Providing timely and appropriate maternal care and services can potentially moderate these disparities. Research findings from multiple studies conducted in developing countries have indicated that pregnancy-related information is positively associated with better health outcomes in low-income women (Darmstadt et al., 2005; Hong & Ruiz-Beltran, 2007). In addition, a study by Singh, Newburn, Smith, and Wiggins (2002) reported the greatest desire for health information among women from low socioeconomic backgrounds. This desire to seek information indicates positive behavior associated with compliance and adherence to regimens, resulting in better clinical outcomes (Matthews, Sellergren, Manfredi, & Williams, 2002). Women from rural areas are generally illiterate and less likely to use primary healthcare (Registrar General of India, 2006). In India, despite the availability of health information resources and other benefits, a high percentage of rural women face severe health disparities (Ramanadhan & Viswanath, 2006). This issue can be attributed to a lack of access to such resources, inadequate decision-making ability, poor access to emergency and obstetrical services, and barriers such as long distances and sub-standard and scarce transportation services during pregnancy. Furthermore, previous literature has reported that maternal mortality among low-income women is linked to direct obstetric causes and little or no knowledge regarding obstetric complications (Das & Sarkar, 2014). Rural women face many challenges, such as difficulty in distinguishing between reliable information and misinformation, insufficient interaction between women and healthcare providers, poor accessibility to needed resources, lack of information related to common complications in pregnancy, and stress or anxiety related to pregnancy-related issues (Javanmardi, Noroozi, Mostafavi, & Ashrafi-rizi, 2019).

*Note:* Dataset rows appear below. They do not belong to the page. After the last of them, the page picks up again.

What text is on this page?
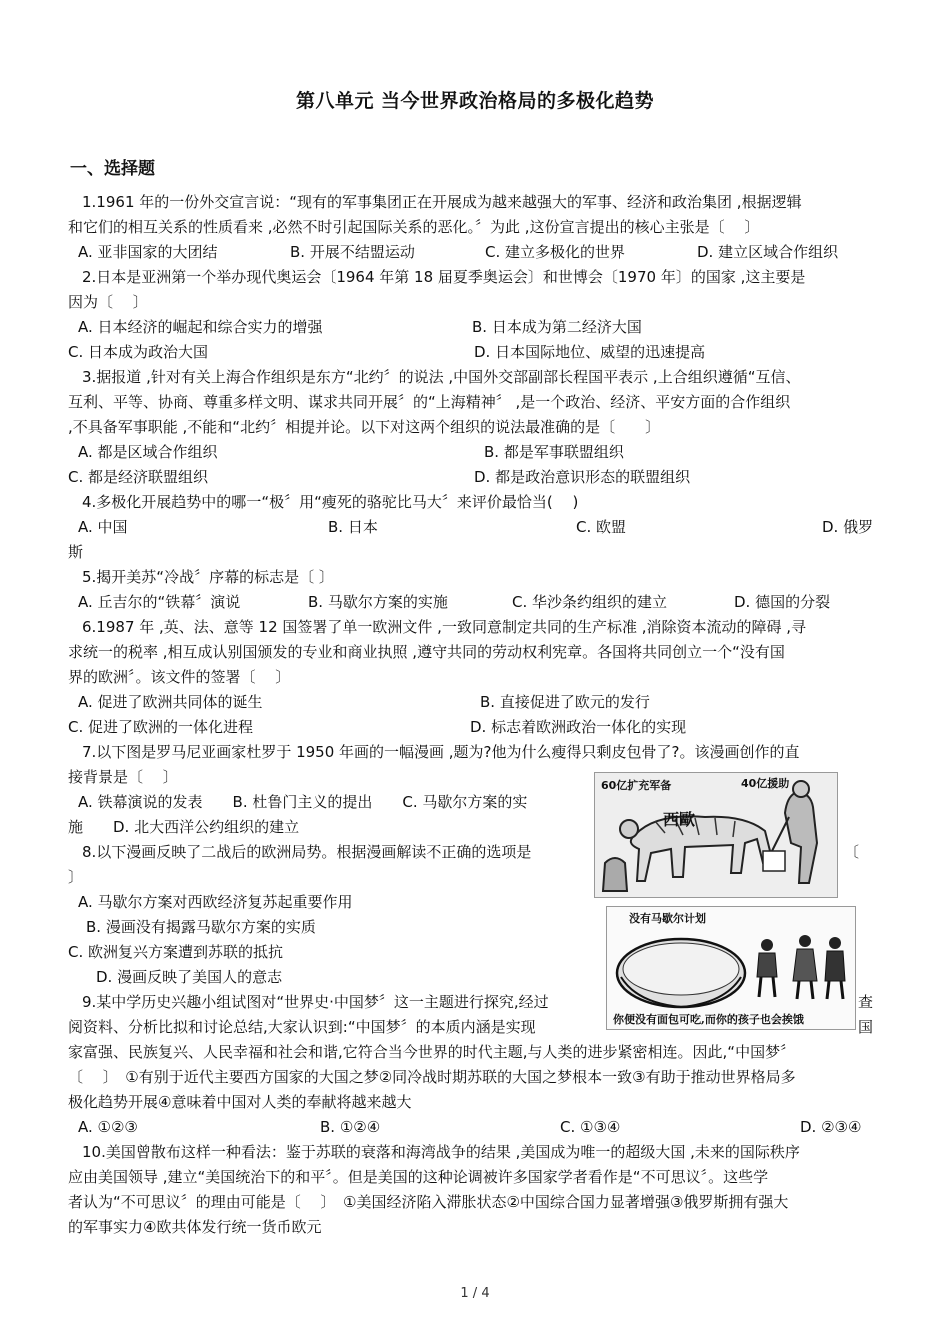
第八单元 当今世界政治格局的多极化趋势
一、选择题
1.1961 年的一份外交宣言说：“现有的军事集团正在开展成为越来越强大的军事、经济和政治集团 ,根据逻辑
和它们的相互关系的性质看来 ,必然不时引起国际关系的恶化。〞为此 ,这份宣言提出的核心主张是〔　 〕
A. 亚非国家的大团结	B. 开展不结盟运动	C. 建立多极化的世界	D. 建立区域合作组织
2.日本是亚洲第一个举办现代奥运会〔1964 年第 18 届夏季奥运会〕和世博会〔1970 年〕的国家 ,这主要是
因为〔　 〕
A. 日本经济的崛起和综合实力的增强	B. 日本成为第二经济大国
C. 日本成为政治大国	D. 日本国际地位、威望的迅速提高
3.据报道 ,针对有关上海合作组织是东方“北约〞的说法 ,中国外交部副部长程国平表示 ,上合组织遵循“互信、
互利、平等、协商、尊重多样文明、谋求共同开展〞的“上海精神〞 ,是一个政治、经济、平安方面的合作组织
,不具备军事职能 ,不能和“北约〞相提并论。以下对这两个组织的说法最准确的是〔　　〕
A. 都是区域合作组织	B. 都是军事联盟组织
C. 都是经济联盟组织	D. 都是政治意识形态的联盟组织
4.多极化开展趋势中的哪一“极〞用“瘦死的骆驼比马大〞来评价最恰当(　 )
A. 中国	B. 日本	C. 欧盟	D. 俄罗
斯
5.揭开美苏“冷战〞序幕的标志是〔 〕
A. 丘吉尔的“铁幕〞演说	B. 马歇尔方案的实施	C. 华沙条约组织的建立	D. 德国的分裂
6.1987 年 ,英、法、意等 12 国签署了单一欧洲文件 ,一致同意制定共同的生产标准 ,消除资本流动的障碍 ,寻
求统一的税率 ,相互成认别国颁发的专业和商业执照 ,遵守共同的劳动权利宪章。各国将共同创立一个“没有国
界的欧洲〞。该文件的签署〔　 〕
A. 促进了欧洲共同体的诞生	B. 直接促进了欧元的发行
C. 促进了欧洲的一体化进程	D. 标志着欧洲政治一体化的实现
7.以下图是罗马尼亚画家杜罗于 1950 年画的一幅漫画 ,题为?他为什么瘦得只剩皮包骨了?。该漫画创作的直
接背景是〔　 〕
A. 铁幕演说的发表　　B. 杜鲁门主义的提出　　C. 马歇尔方案的实
施　　D. 北大西洋公约组织的建立
60亿扩充军备	40亿援助
西歐
8.以下漫画反映了二战后的欧洲局势。根据漫画解读不正确的选项是	〔
〕
A. 马歇尔方案对西欧经济复苏起重要作用
B. 漫画没有揭露马歇尔方案的实质
C. 欧洲复兴方案遭到苏联的抵抗
D. 漫画反映了美国人的意志
没有马歇尔计划
你便没有面包可吃,而你的孩子也会挨饿
9.某中学历史兴趣小组试图对“世界史·中国梦〞这一主题进行探究,经过	查
阅资料、分析比拟和讨论总结,大家认识到:“中国梦〞的本质内涵是实现	国
家富强、民族复兴、人民幸福和社会和谐,它符合当今世界的时代主题,与人类的进步紧密相连。因此,“中国梦〞
〔　 〕　①有别于近代主要西方国家的大国之梦②同冷战时期苏联的大国之梦根本一致③有助于推动世界格局多
极化趋势开展④意味着中国对人类的奉献将越来越大
A. ①②③	B. ①②④	C. ①③④	D. ②③④
10.美国曾散布这样一种看法：鉴于苏联的衰落和海湾战争的结果 ,美国成为唯一的超级大国 ,未来的国际秩序
应由美国领导 ,建立“美国统治下的和平〞。但是美国的这种论调被许多国家学者看作是“不可思议〞。这些学
者认为“不可思议〞的理由可能是〔　 〕　①美国经济陷入滞胀状态②中国综合国力显著增强③俄罗斯拥有强大
的军事实力④欧共体发行统一货币欧元
1 / 4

The health-seeking behaviors and needs of women have been studied extensively, but there is a scarcity of studies related to the health information-seeking behaviors of pregnant women. Concerning women’s healthcare needs, a study by Robinson et al. (2018) determined the consumer health-related needs among pregnant women and caregivers in Vanderbilt University Medical Centre, USA. Surveys and semi-structured interviews were conducted with 71 pregnant women and 29 caregivers from advanced maternal-fetal and group prenatal care settings and 1054 health-related needs were reported, including informational (66.2% of respondents), logistical (15.9%), social (8.9%), and medical (86%). These needs were categorized as met (24%), partially met (49%), or not met (28%) and the unmet needs of caregivers and pregnant women were different, requiring separate resources for each group (Robinson et al., 2018).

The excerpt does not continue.